Соображаю, что говорю слишком быстро, как привык в пожизненном уже цейтноте, метафоры всякие употребляю для экономии опять же времени.
Переключаю скорость и одновременно перехожу на другие регистры. Получается что-то вроде одинокой гармони, трогательно и проникновенно, как мне кажется. Родственники мои посмеиваются. Дядя Вениамин говорит, покалывая ладонь о седую щетину: «Видно, ты, парень, утомился с дороги. Или забыл, что у нас повальное среднее образование уже с послереволюционных времен? Цацу нам не тяни. Садись есть давай!»
Стол – объяснять не буду. Брынза, слезу выдавливающая, кабанья печень – весь погреб здесь. И кварта, конечно, сизая и высокомерная, как голубь.
Я степенности стараюсь не терять. Не тот уже возраст, чтобы с регистра на регистр перепрыгивать. Как завел одинокую гармонь, так и придерживаюсь. Позволил себе вплести еще немножко из «Бродяга Байкал переехал», чтобы доступнее был мой рассказ про тяготы нашей цивилизации.
Пока рюмку, не торопясь, выпивал, закат успел догореть. Пока грибочек, не суетясь, накалывал, свет потух. Родственники хохочут: они-то уже все налопались и спать легли. Ну и темп, думаю.
Подозрителен я стал ко времени. Не люблю его, опасаюсь. Редко когда удается его обмануть.
Какие-то мы нечеткие…
Какие-то, мне кажется, мы нечеткие. Бедные и невнимательные. Ленивые и нелюбопытные.
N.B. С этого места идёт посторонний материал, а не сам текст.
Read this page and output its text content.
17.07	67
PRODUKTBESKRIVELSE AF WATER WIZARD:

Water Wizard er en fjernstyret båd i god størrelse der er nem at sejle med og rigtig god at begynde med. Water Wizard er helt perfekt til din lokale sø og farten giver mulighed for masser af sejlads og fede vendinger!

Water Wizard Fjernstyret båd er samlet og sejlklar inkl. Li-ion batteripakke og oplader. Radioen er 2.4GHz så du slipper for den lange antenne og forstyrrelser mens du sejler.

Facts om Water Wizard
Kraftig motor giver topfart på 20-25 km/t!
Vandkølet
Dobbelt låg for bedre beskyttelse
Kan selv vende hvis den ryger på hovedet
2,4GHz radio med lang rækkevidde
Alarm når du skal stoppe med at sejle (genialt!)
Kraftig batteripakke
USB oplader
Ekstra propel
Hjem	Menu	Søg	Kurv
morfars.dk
После дружеской попойки что правильно сделать, кроме того, чтобы унять головную боль и посожалеть, что все опять осталось не договоренным? Позвонить надо. Надо позвонить и сказать: «Старик, как вчера было замечательно!» У него ведь тоже головная боль и тоже ощущение, что получилось не все так, как хотелось.
Ну вот. А не звоним.
Еще дело во вкусе. Известно, например, стройнит синее с красным или желтое с зеленым. Но нельзя во вторую композицию внести малиновые варежки, потому что других нет. И в первую композицию нельзя добавить желтый беретик. И нельзя вместо красного взять оранжевый или малиновый только потому, что наша наилегчайшая промышленность так нерасторопна. А если вместо желтого и зеленого объявился на прилавке болотный, то тут уж надо искать к нему коричневый, никуда не деться. Утомительно и накладно, конечно, но что делать?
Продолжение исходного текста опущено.